By Mark Trevelyan
ROSA KHUTOR, Russia (Reuters) - Former taxi driver Alexander Zubkov steered Russia to victory in the four-man bobsleigh on the last day of the Winter Olympics on Sunday but looked more exhausted than elated after carrying the weight of the nation's hopes.
"Zero emotion, honestly. We gave everything," said the 39-year-old Siberian, who also won in the two-man bob.
"We put all our strength into the fourth ride because we knew our opponents had done a great run and we did everything not to allow the slightest mistake.
"I had one thought in my head. I was fighting the track, I wasn't thinking about the seconds," he said after beating the Latvian team by 0.09 seconds, with the United States in third place.
"We've done everything the country demanded of us. We took first place for the team and brought Russia two gold medals."
Sunday was Defenders of the Fatherland day, when Russians celebrate their armed forces and their menfolk in general, adding to a festive atmosphere at the Sanki Sliding Centre where Prime Minister Dmitry Medvedev was on hand to congratulate the winners and a boisterous crowd chanted "MOLODTSY" (Well done!)
With 13 gold medals, two more than nearest challenger Norway, hosts Russia topped the Winter Olympics table for the first time in 20 years.
"It's magnificent. No one thought Russia could get even into the top three, and it didn't just manage that - it won," said Zubkov, who recalls his taxi-driving days as a difficult period when his main priority was to feed his family.
"The next task is to rest, spend time with my family and recover emotionally because we're very tired, we've given all our strength over the last four years, it's all built up," said the man known as the "minister for bobsleigh" because of a spell as sports minister for the Siberian region of Irkutsk.

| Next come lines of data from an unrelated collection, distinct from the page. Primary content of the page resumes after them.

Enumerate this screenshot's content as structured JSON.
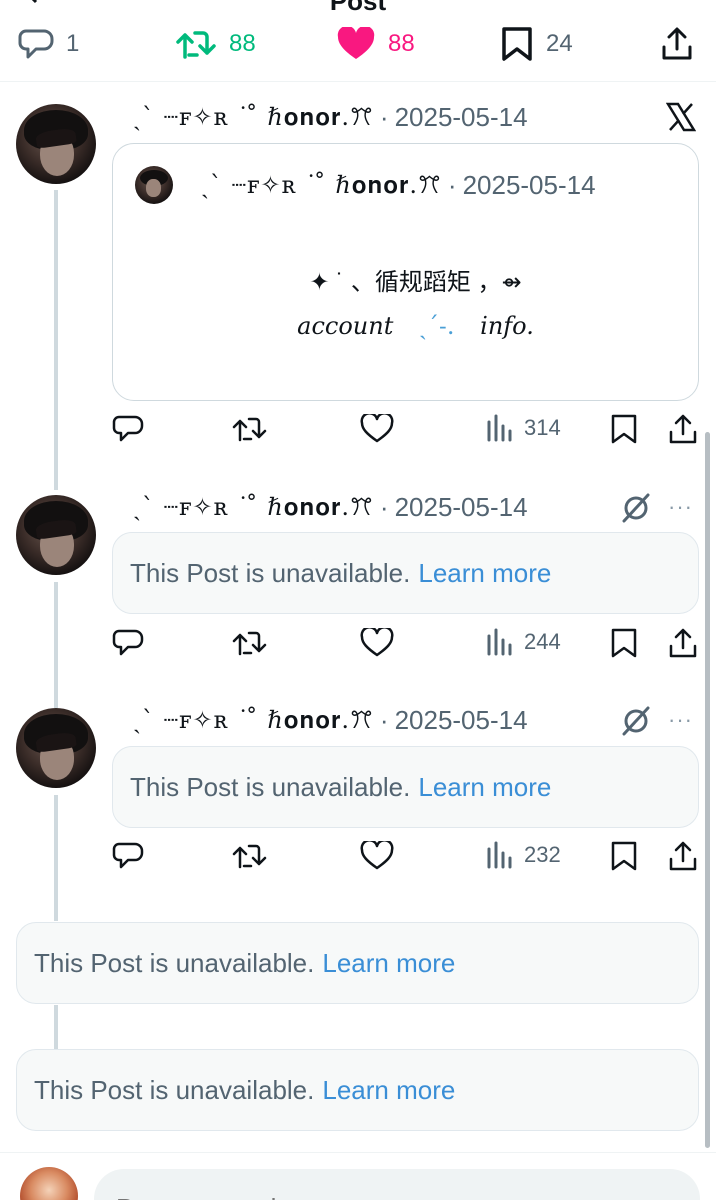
{
  "header": {
    "title": "Post"
  },
  "main_stats": {
    "replies": "1",
    "reposts": "88",
    "likes": "88",
    "bookmarks": "24"
  },
  "colors": {
    "repost_green": "#00ba7c",
    "like_pink": "#f91880",
    "link_blue": "#3a8ed6",
    "muted": "#536471"
  },
  "tweets": [
    {
      "author": "ˎˋ ┈ꜰ✧ʀ ˙ ̊ ℏ𝐨𝐧𝐨𝐫.ꔫ",
      "date": "2025-05-14",
      "quote": {
        "author": "ˎˋ ┈ꜰ✧ʀ ˙ ̊ ℏ𝐨𝐧𝐨𝐫.ꔫ",
        "date": "2025-05-14",
        "line1": "✦ ˙ 、循规蹈矩 ，⇴",
        "line2_a": "account",
        "line2_b": "ˎˊ˗.",
        "line2_c": "info."
      },
      "views": "314"
    },
    {
      "author": "ˎˋ ┈ꜰ✧ʀ ˙ ̊ ℏ𝐨𝐧𝐨𝐫.ꔫ",
      "date": "2025-05-14",
      "unavailable_text": "This Post is unavailable.",
      "learn_more": "Learn more",
      "views": "244"
    },
    {
      "author": "ˎˋ ┈ꜰ✧ʀ ˙ ̊ ℏ𝐨𝐧𝐨𝐫.ꔫ",
      "date": "2025-05-14",
      "unavailable_text": "This Post is unavailable.",
      "learn_more": "Learn more",
      "views": "232"
    }
  ],
  "unavailable_posts": [
    {
      "text": "This Post is unavailable.",
      "learn_more": "Learn more"
    },
    {
      "text": "This Post is unavailable.",
      "learn_more": "Learn more"
    }
  ],
  "separator": "·",
  "more_label": "···",
  "reply": {
    "placeholder": "Post your reply"
  }
}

"I'm not telling anyone I'm retiring, so we'll keep going and we'll see. The main thing is be healthy," he said.
With his two victories, Zubkov was also vindicated in his decision to accept the honor of carrying the Russian flag at the opening ceremony, something others in the team had thought might jinx him in competition.
"All the sportsmen were very superstitious and were afraid of carrying the flag. I said I wasn't superstitious because I rely only on myself and my team," he said.
"It doesn't matter whether you carry the flag or not. If you're strong and you're the best, you can always win the gold medal."